There was never any doubt that Jonah would one day become a lawyer like his father, nor ever any doubt that he would eventually marry Christine Dunseath. Looking back, he supposed now that the divorce was also inevitable. But he never had an inkling of
that
until it was fully upon him, and he certainly didn't anticipate it when he was courting her as a boy or when they were newly married and trying to make their way in New York. His courtship (the word was his father's and not his) was a natural development encouraged by proximity; the Dunseath family lived next door to them on Shippan Point. Albert Dunseath was Stamford's water commissioner, a ruddy-faced man with a hearty laugh, sparse blond hair covering his tanned pate, combed sideways to disguise the encroaching baldness. His wife was a dark-haired beauty from whom, fortunately, Christie had inherited her looks. She was an avid horsewoman, and was always stamping in and out of her house in jodhpurs and riding boots, flicking a riding crop against her legs, Lady Fitz-Ashton returning from an outing on the moors, Some tea, Lady Fitz? She scared hell out of Jonah with her imperious air and her startling beauty, the black hair cut in severe bangs across her forehead, the proud nose and generous mouth, blue eyes flashing, the riding crop flicking against her thigh, terrifying. Christie was hardly less terrifying as a child, a hellcat who gave Lucas a bloody nose once when he tried to take off her pants behind the tool shed near the big dying maple. Lucas was eleven at the time, and Jonah was ten, and Christie was perhaps eight, yes just eight. Lucas had got her pants halfway down over her knees when she suddenly decided she didn't like the game they were playing. She twisted away from him, her small white bottom flashing in the dappled shade, and hit him with her bunched fist. Jonah was terrified that she would tell her mother what had happened and cause her to descend upon their household like the mounted fury she most certainly was. But Christie was as frightened as he, and never said a word about it. She studiously avoided Lucas from that day on, though, and maintained a cool and barely polite attitude toward him to the end.
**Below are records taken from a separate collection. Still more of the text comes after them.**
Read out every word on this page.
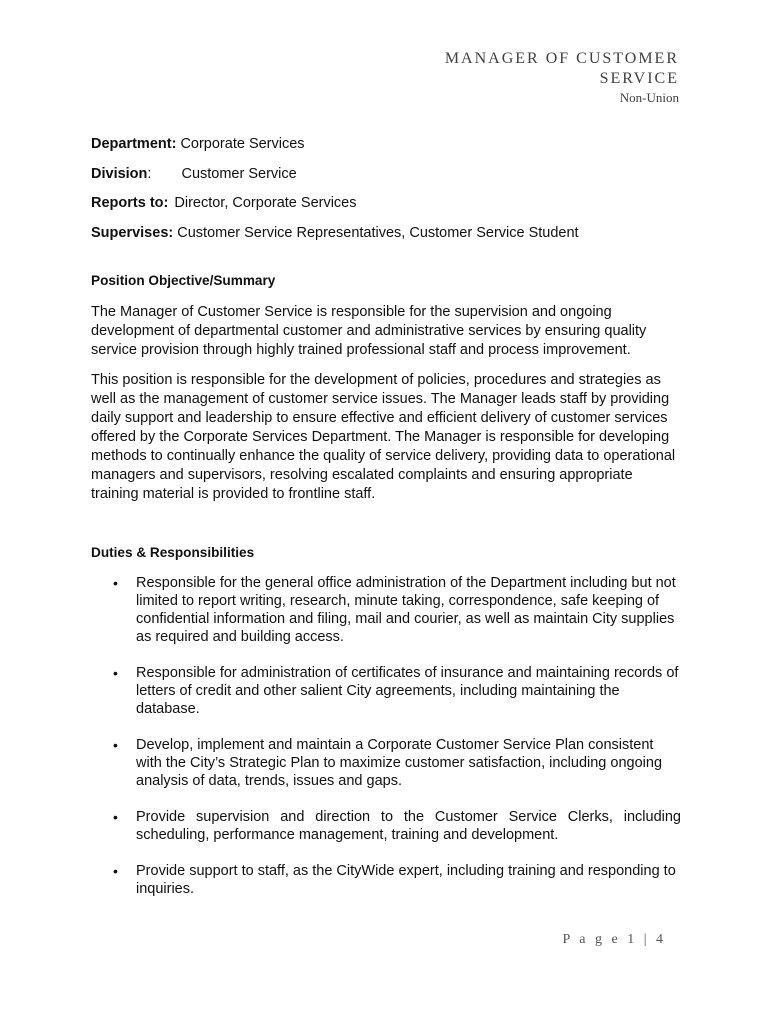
MANAGER OF CUSTOMER
SERVICE
Non-Union
Department: Corporate Services
Division: Customer Service
Reports to: Director, Corporate Services
Supervises: Customer Service Representatives, Customer Service Student
Position Objective/Summary

The Manager of Customer Service is responsible for the supervision and ongoing development of departmental customer and administrative services by ensuring quality service provision through highly trained professional staff and process improvement.

This position is responsible for the development of policies, procedures and strategies as well as the management of customer service issues. The Manager leads staff by providing daily support and leadership to ensure effective and efficient delivery of customer services offered by the Corporate Services Department. The Manager is responsible for developing methods to continually enhance the quality of service delivery, providing data to operational managers and supervisors, resolving escalated complaints and ensuring appropriate training material is provided to frontline staff.

Duties & Responsibilities
• Responsible for the general office administration of the Department including but not limited to report writing, research, minute taking, correspondence, safe keeping of confidential information and filing, mail and courier, as well as maintain City supplies as required and building access.
• Responsible for administration of certificates of insurance and maintaining records of letters of credit and other salient City agreements, including maintaining the database.
• Develop, implement and maintain a Corporate Customer Service Plan consistent with the City’s Strategic Plan to maximize customer satisfaction, including ongoing analysis of data, trends, issues and gaps.
• Provide supervision and direction to the Customer Service Clerks, including scheduling, performance management, training and development.
• Provide support to staff, as the CityWide expert, including training and responding to inquiries.
P a g e 1 | 4
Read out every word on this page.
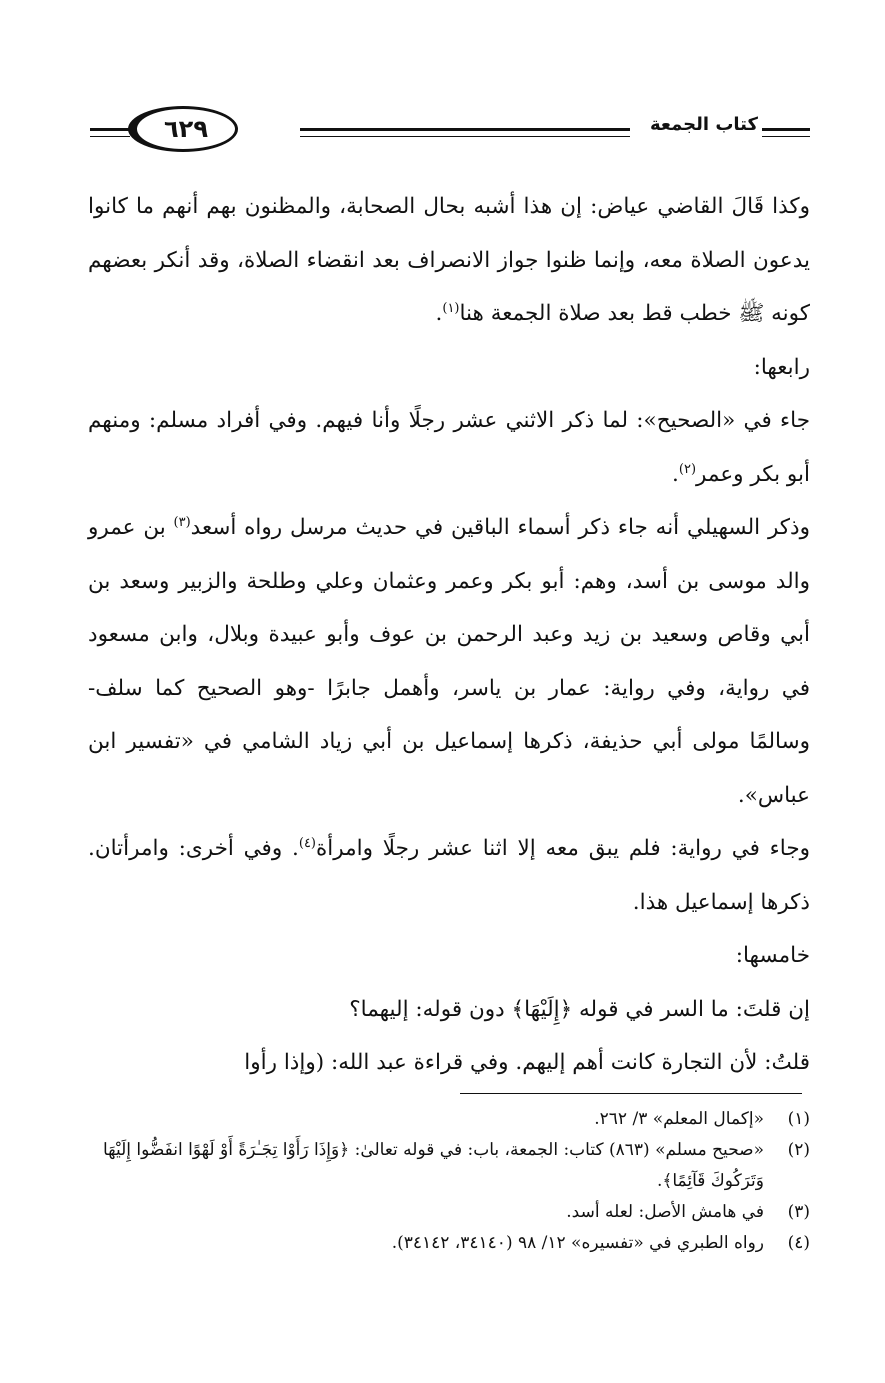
٦٢٩	كتاب الجمعة

وكذا قَالَ القاضي عياض: إن هذا أشبه بحال الصحابة، والمظنون بهم أنهم ما كانوا يدعون الصلاة معه، وإنما ظنوا جواز الانصراف بعد انقضاء الصلاة، وقد أنكر بعضهم كونه ﷺ خطب قط بعد صلاة الجمعة هنا$^{(١)}$.

رابعها:

جاء في «الصحيح»: لما ذكر الاثني عشر رجلًا وأنا فيهم. وفي أفراد مسلم: ومنهم أبو بكر وعمر$^{(٢)}$.

وذكر السهيلي أنه جاء ذكر أسماء الباقين في حديث مرسل رواه أسعد$^{(٣)}$ بن عمرو والد موسى بن أسد، وهم: أبو بكر وعمر وعثمان وعلي وطلحة والزبير وسعد بن أبي وقاص وسعيد بن زيد وعبد الرحمن بن عوف وأبو عبيدة وبلال، وابن مسعود في رواية، وفي رواية: عمار بن ياسر، وأهمل جابرًا -وهو الصحيح كما سلف- وسالمًا مولى أبي حذيفة، ذكرها إسماعيل بن أبي زياد الشامي في «تفسير ابن عباس».

وجاء في رواية: فلم يبق معه إلا اثنا عشر رجلًا وامرأة$^{(٤)}$. وفي أخرى: وامرأتان. ذكرها إسماعيل هذا.

خامسها:

إن قلتَ: ما السر في قوله ﴿إِلَيْهَا﴾ دون قوله: إليهما؟

قلتُ: لأن التجارة كانت أهم إليهم. وفي قراءة عبد الله: (وإذا رأوا

(١)
«إكمال المعلم» ٣/ ٢٦٢.
(٢)
«صحيح مسلم» (٨٦٣) كتاب: الجمعة، باب: في قوله تعالىٰ: ﴿وَإِذَا رَأَوْا تِجَـٰرَةً أَوْ لَهْوًا انفَضُّوا إِلَيْهَا وَتَرَكُوكَ قَآئِمًا﴾.
(٣)
في هامش الأصل: لعله أسد.
(٤)
رواه الطبري في «تفسيره» ١٢/ ٩٨ (٣٤١٤٠، ٣٤١٤٢).
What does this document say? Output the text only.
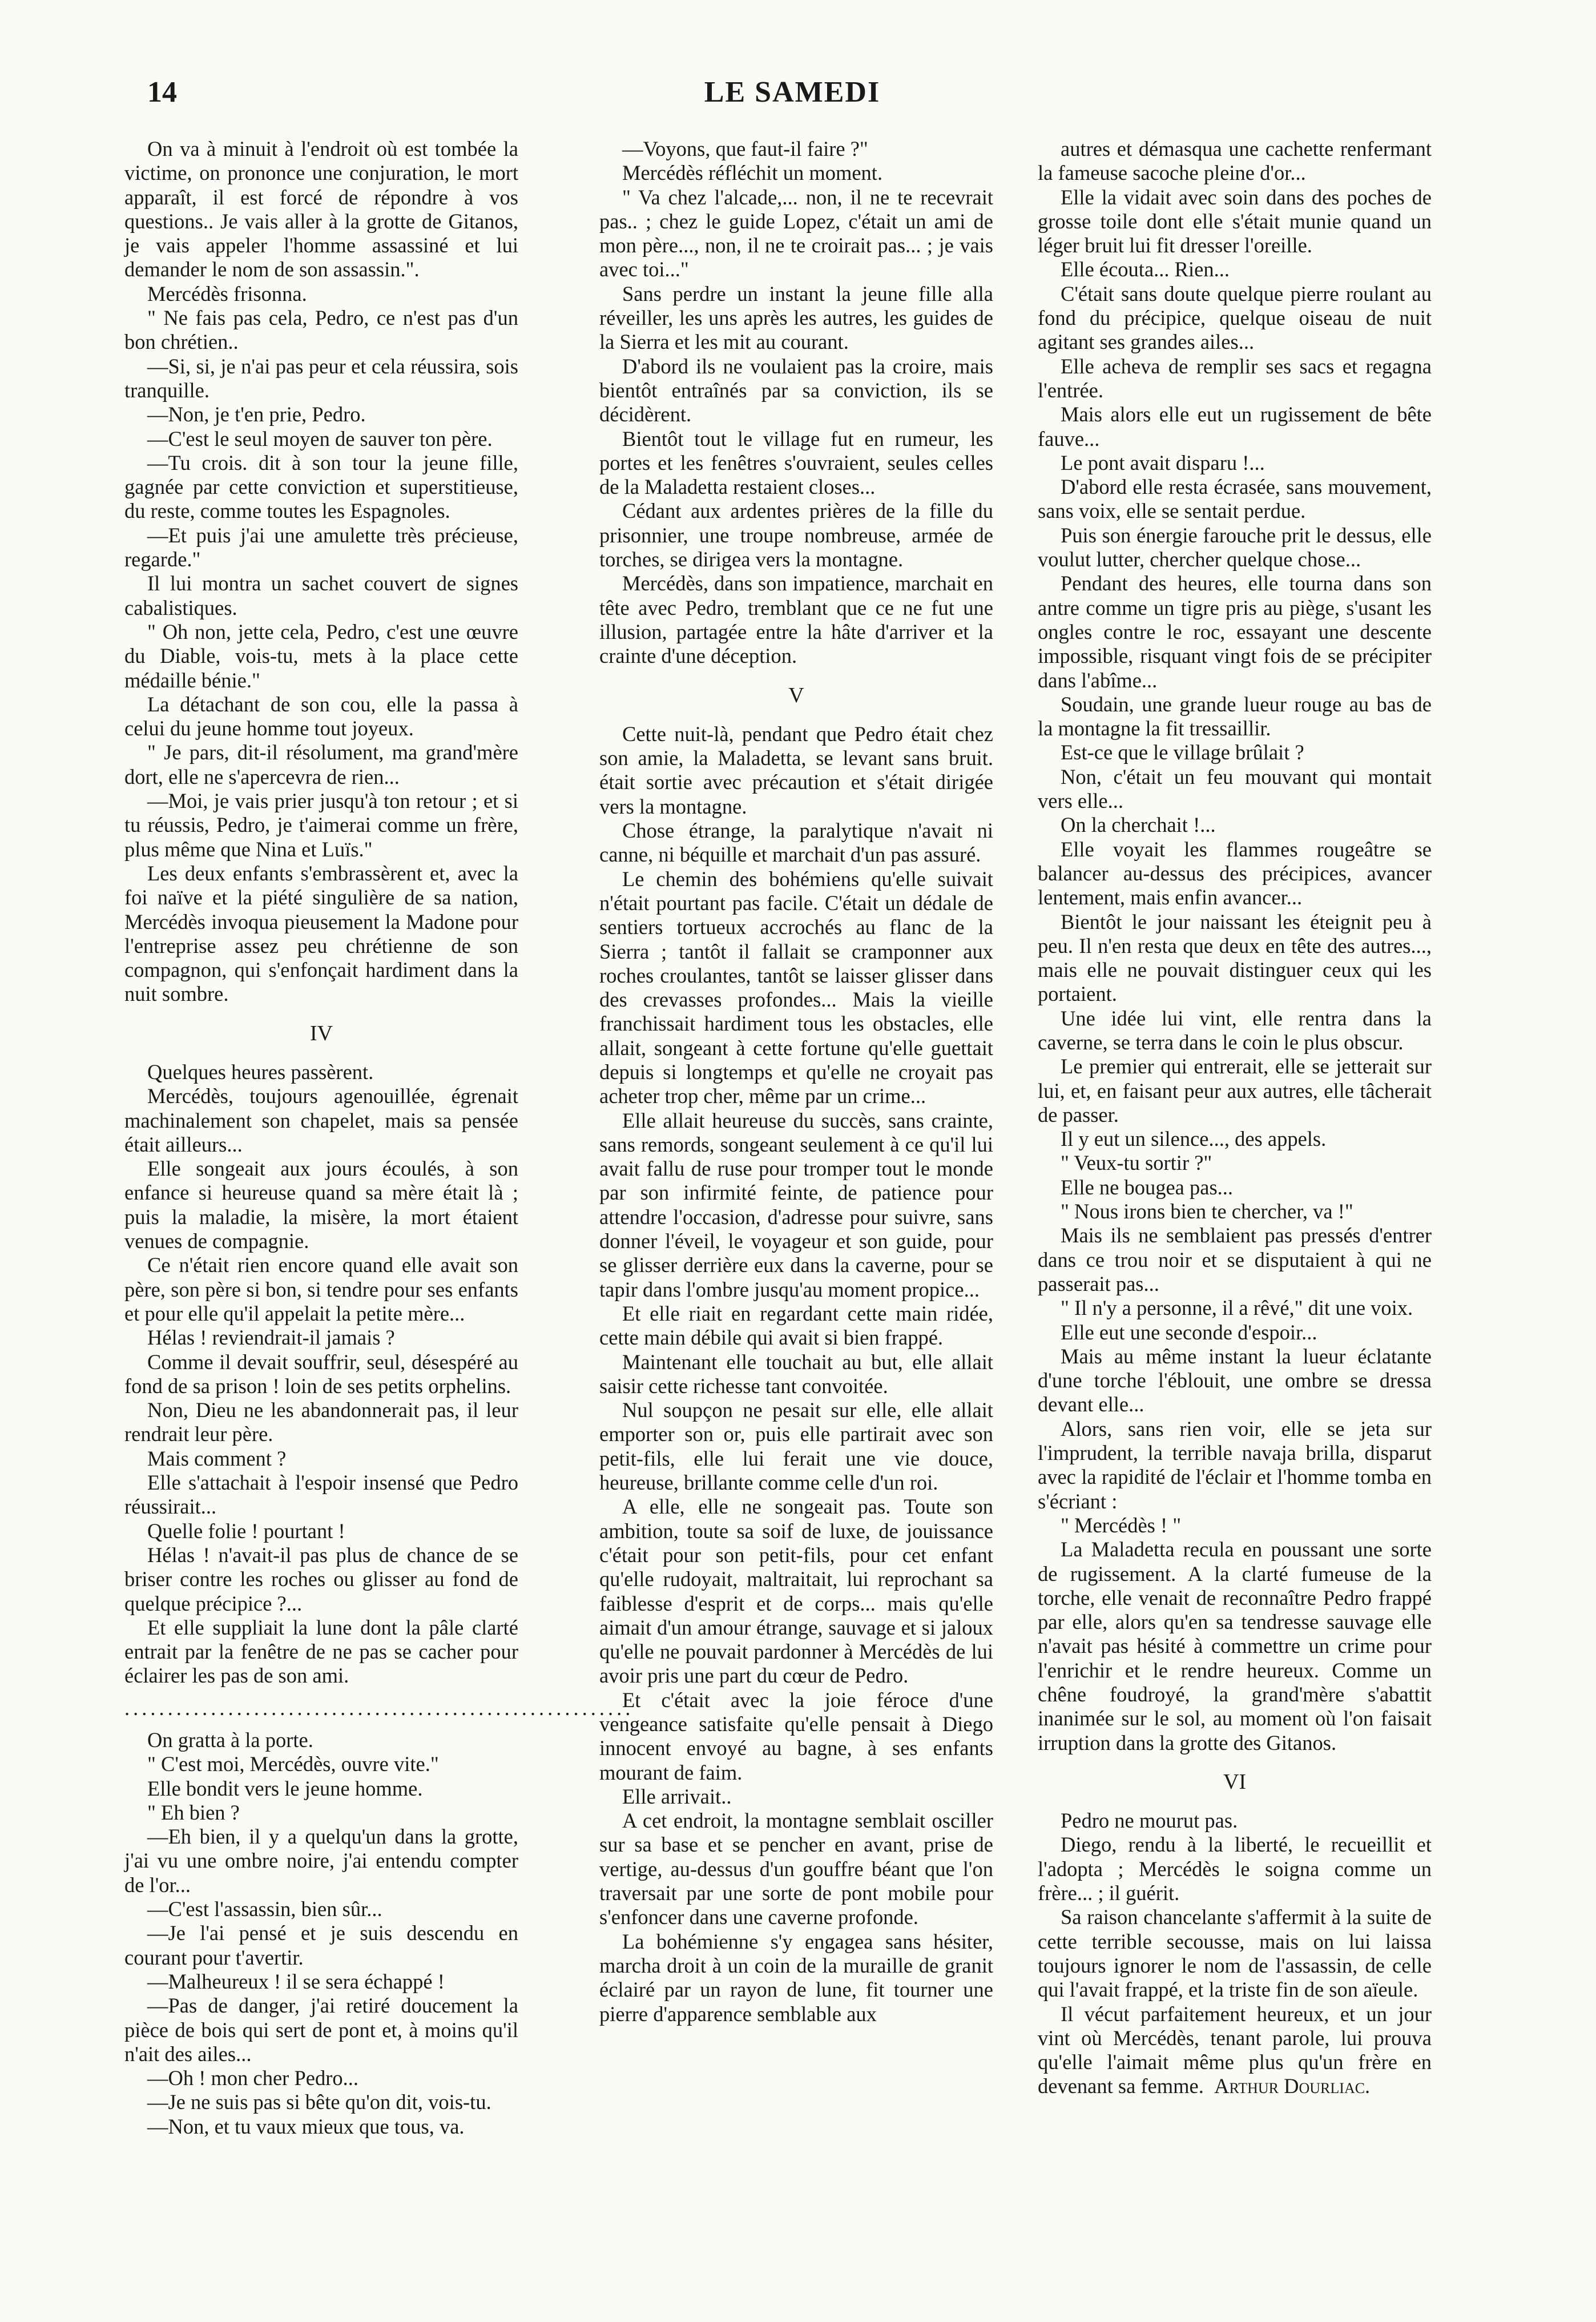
14	LE SAMEDI

On va à minuit à l'endroit où est tombée la victime, on prononce une conjuration, le mort apparaît, il est forcé de répondre à vos questions.. Je vais aller à la grotte de Gitanos, je vais appeler l'homme assassiné et lui demander le nom de son assassin.".

Mercédès frisonna.

" Ne fais pas cela, Pedro, ce n'est pas d'un bon chrétien..

—Si, si, je n'ai pas peur et cela réussira, sois tranquille.

—Non, je t'en prie, Pedro.

—C'est le seul moyen de sauver ton père.

—Tu crois. dit à son tour la jeune fille, gagnée par cette conviction et superstitieuse, du reste, comme toutes les Espagnoles.

—Et puis j'ai une amulette très précieuse, regarde."

Il lui montra un sachet couvert de signes cabalistiques.

" Oh non, jette cela, Pedro, c'est une œuvre du Diable, vois-tu, mets à la place cette médaille bénie."

La détachant de son cou, elle la passa à celui du jeune homme tout joyeux.

" Je pars, dit-il résolument, ma grand'mère dort, elle ne s'apercevra de rien...

—Moi, je vais prier jusqu'à ton retour ; et si tu réussis, Pedro, je t'aimerai comme un frère, plus même que Nina et Luïs."

Les deux enfants s'embrassèrent et, avec la foi naïve et la piété singulière de sa nation, Mercédès invoqua pieusement la Madone pour l'entreprise assez peu chrétienne de son compagnon, qui s'enfonçait hardiment dans la nuit sombre.

IV

Quelques heures passèrent.

Mercédès, toujours agenouillée, égrenait machinalement son chapelet, mais sa pensée était ailleurs...

Elle songeait aux jours écoulés, à son enfance si heureuse quand sa mère était là ; puis la maladie, la misère, la mort étaient venues de compagnie.

Ce n'était rien encore quand elle avait son père, son père si bon, si tendre pour ses enfants et pour elle qu'il appelait la petite mère...

Hélas ! reviendrait-il jamais ?

Comme il devait souffrir, seul, désespéré au fond de sa prison ! loin de ses petits orphelins.

Non, Dieu ne les abandonnerait pas, il leur rendrait leur père.

Mais comment ?

Elle s'attachait à l'espoir insensé que Pedro réussirait...

Quelle folie ! pourtant !

Hélas ! n'avait-il pas plus de chance de se briser contre les roches ou glisser au fond de quelque précipice ?...

Et elle suppliait la lune dont la pâle clarté entrait par la fenêtre de ne pas se cacher pour éclairer les pas de son ami.

...........................................................

On gratta à la porte.

" C'est moi, Mercédès, ouvre vite."

Elle bondit vers le jeune homme.

" Eh bien ?

—Eh bien, il y a quelqu'un dans la grotte, j'ai vu une ombre noire, j'ai entendu compter de l'or...

—C'est l'assassin, bien sûr...

—Je l'ai pensé et je suis descendu en courant pour t'avertir.

—Malheureux ! il se sera échappé !

—Pas de danger, j'ai retiré doucement la pièce de bois qui sert de pont et, à moins qu'il n'ait des ailes...

—Oh ! mon cher Pedro...

—Je ne suis pas si bête qu'on dit, vois-tu.

—Non, et tu vaux mieux que tous, va.

—Voyons, que faut-il faire ?"

Mercédès réfléchit un moment.

" Va chez l'alcade,... non, il ne te recevrait pas.. ; chez le guide Lopez, c'était un ami de mon père..., non, il ne te croirait pas... ; je vais avec toi..."

Sans perdre un instant la jeune fille alla réveiller, les uns après les autres, les guides de la Sierra et les mit au courant.

D'abord ils ne voulaient pas la croire, mais bientôt entraînés par sa conviction, ils se décidèrent.

Bientôt tout le village fut en rumeur, les portes et les fenêtres s'ouvraient, seules celles de la Maladetta restaient closes...

Cédant aux ardentes prières de la fille du prisonnier, une troupe nombreuse, armée de torches, se dirigea vers la montagne.

Mercédès, dans son impatience, marchait en tête avec Pedro, tremblant que ce ne fut une illusion, partagée entre la hâte d'arriver et la crainte d'une déception.

V

Cette nuit-là, pendant que Pedro était chez son amie, la Maladetta, se levant sans bruit. était sortie avec précaution et s'était dirigée vers la montagne.

Chose étrange, la paralytique n'avait ni canne, ni béquille et marchait d'un pas assuré.

Le chemin des bohémiens qu'elle suivait n'était pourtant pas facile. C'était un dédale de sentiers tortueux accrochés au flanc de la Sierra ; tantôt il fallait se cramponner aux roches croulantes, tantôt se laisser glisser dans des crevasses profondes... Mais la vieille franchissait hardiment tous les obstacles, elle allait, songeant à cette fortune qu'elle guettait depuis si longtemps et qu'elle ne croyait pas acheter trop cher, même par un crime...

Elle allait heureuse du succès, sans crainte, sans remords, songeant seulement à ce qu'il lui avait fallu de ruse pour tromper tout le monde par son infirmité feinte, de patience pour attendre l'occasion, d'adresse pour suivre, sans donner l'éveil, le voyageur et son guide, pour se glisser derrière eux dans la caverne, pour se tapir dans l'ombre jusqu'au moment propice...

Et elle riait en regardant cette main ridée, cette main débile qui avait si bien frappé.

Maintenant elle touchait au but, elle allait saisir cette richesse tant convoitée.

Nul soupçon ne pesait sur elle, elle allait emporter son or, puis elle partirait avec son petit-fils, elle lui ferait une vie douce, heureuse, brillante comme celle d'un roi.

A elle, elle ne songeait pas. Toute son ambition, toute sa soif de luxe, de jouissance c'était pour son petit-fils, pour cet enfant qu'elle rudoyait, maltraitait, lui reprochant sa faiblesse d'esprit et de corps... mais qu'elle aimait d'un amour étrange, sauvage et si jaloux qu'elle ne pouvait pardonner à Mercédès de lui avoir pris une part du cœur de Pedro.

Et c'était avec la joie féroce d'une vengeance satisfaite qu'elle pensait à Diego innocent envoyé au bagne, à ses enfants mourant de faim.

Elle arrivait..

A cet endroit, la montagne semblait osciller sur sa base et se pencher en avant, prise de vertige, au-dessus d'un gouffre béant que l'on traversait par une sorte de pont mobile pour s'enfoncer dans une caverne profonde.

La bohémienne s'y engagea sans hésiter, marcha droit à un coin de la muraille de granit éclairé par un rayon de lune, fit tourner une pierre d'apparence semblable aux

autres et démasqua une cachette renfermant la fameuse sacoche pleine d'or...

Elle la vidait avec soin dans des poches de grosse toile dont elle s'était munie quand un léger bruit lui fit dresser l'oreille.

Elle écouta... Rien...

C'était sans doute quelque pierre roulant au fond du précipice, quelque oiseau de nuit agitant ses grandes ailes...

Elle acheva de remplir ses sacs et regagna l'entrée.

Mais alors elle eut un rugissement de bête fauve...

Le pont avait disparu !...

D'abord elle resta écrasée, sans mouvement, sans voix, elle se sentait perdue.

Puis son énergie farouche prit le dessus, elle voulut lutter, chercher quelque chose...

Pendant des heures, elle tourna dans son antre comme un tigre pris au piège, s'usant les ongles contre le roc, essayant une descente impossible, risquant vingt fois de se précipiter dans l'abîme...

Soudain, une grande lueur rouge au bas de la montagne la fit tressaillir.

Est-ce que le village brûlait ?

Non, c'était un feu mouvant qui montait vers elle...

On la cherchait !...

Elle voyait les flammes rougeâtre se balancer au-dessus des précipices, avancer lentement, mais enfin avancer...

Bientôt le jour naissant les éteignit peu à peu. Il n'en resta que deux en tête des autres..., mais elle ne pouvait distinguer ceux qui les portaient.

Une idée lui vint, elle rentra dans la caverne, se terra dans le coin le plus obscur.

Le premier qui entrerait, elle se jetterait sur lui, et, en faisant peur aux autres, elle tâcherait de passer.

Il y eut un silence..., des appels.

" Veux-tu sortir ?"

Elle ne bougea pas...

" Nous irons bien te chercher, va !"

Mais ils ne semblaient pas pressés d'entrer dans ce trou noir et se disputaient à qui ne passerait pas...

" Il n'y a personne, il a rêvé," dit une voix.

Elle eut une seconde d'espoir...

Mais au même instant la lueur éclatante d'une torche l'éblouit, une ombre se dressa devant elle...

Alors, sans rien voir, elle se jeta sur l'imprudent, la terrible navaja brilla, disparut avec la rapidité de l'éclair et l'homme tomba en s'écriant :

" Mercédès ! "

La Maladetta recula en poussant une sorte de rugissement. A la clarté fumeuse de la torche, elle venait de reconnaître Pedro frappé par elle, alors qu'en sa tendresse sauvage elle n'avait pas hésité à commettre un crime pour l'enrichir et le rendre heureux. Comme un chêne foudroyé, la grand'mère s'abattit inanimée sur le sol, au moment où l'on faisait irruption dans la grotte des Gitanos.

VI

Pedro ne mourut pas.

Diego, rendu à la liberté, le recueillit et l'adopta ; Mercédès le soigna comme un frère... ; il guérit.

Sa raison chancelante s'affermit à la suite de cette terrible secousse, mais on lui laissa toujours ignorer le nom de l'assassin, de celle qui l'avait frappé, et la triste fin de son aïeule.

Il vécut parfaitement heureux, et un jour vint où Mercédès, tenant parole, lui prouva qu'elle l'aimait même plus qu'un frère en devenant sa femme. Arthur Dourliac.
Jonah began seriously dating her when they were still in high school — boat rides up the Connecticut River, and long drives to New Haven where they went to see out-of-town tryouts of incoming Broadway plays, and into New York to see the stage shows at Radio City and the Roxy, or the big-name bands at the Paramount and Strand. He once waited in line with her for three hours outside the Paramount on a freezing day in February, to see Frank Sinatra, whom he hated the moment Christie began shrieking; he thought she would faint dead away right there in the balcony, many of the girls actually did. Or just being together, walking home together from school on a bright spring day, or sitting on the lawn at night, fingers barely touching, a farewell kiss behind the shed where Lucas had tried to take off her pants, the sight of her as she walked between the forsythia bushes that separated the two properties a curious walk, so unlike her mother's almost as though she were gliding, a model's walk, with pelvis thrust forward and head erect.
She wore a blue gown to his high school prom, she had taken to wearing her hair like her mother's by then, sharp bangs across the forehead, blue eyes twinkling beneath them in secret amusement (secret
contempt
, he later came to realize), the pale blue of the gown emphasizing her eyes and clinging to her childish body. She was almost seventeen, but her figure seemed to resist all womanly transformation. Narrow-hipped and small-breasted, slender and slouched, she achieved a look that only years later woud become fashionably chic. Her face was undeniably beautiful, though, her eyes sometimes flashed at older men who stopped dead in their tracks and then quickly surveyed the slender body and shook their heads in wonder, dazed by their obvious mistake. When he danced with her, he could feel every inch of her body pressed against him, the small budding breasts that would never really develop into an abundant bosom, the protruding bones of her hips, the mound of her pubis, the curve of her back where his hand rested, his fingers sometimes spread to touch the tight firm buttocks, he had seen her almost naked once, white and dappled with maple-shadow as she twisted away from his brother's hands, the blue eyes angry and not at all amused that day.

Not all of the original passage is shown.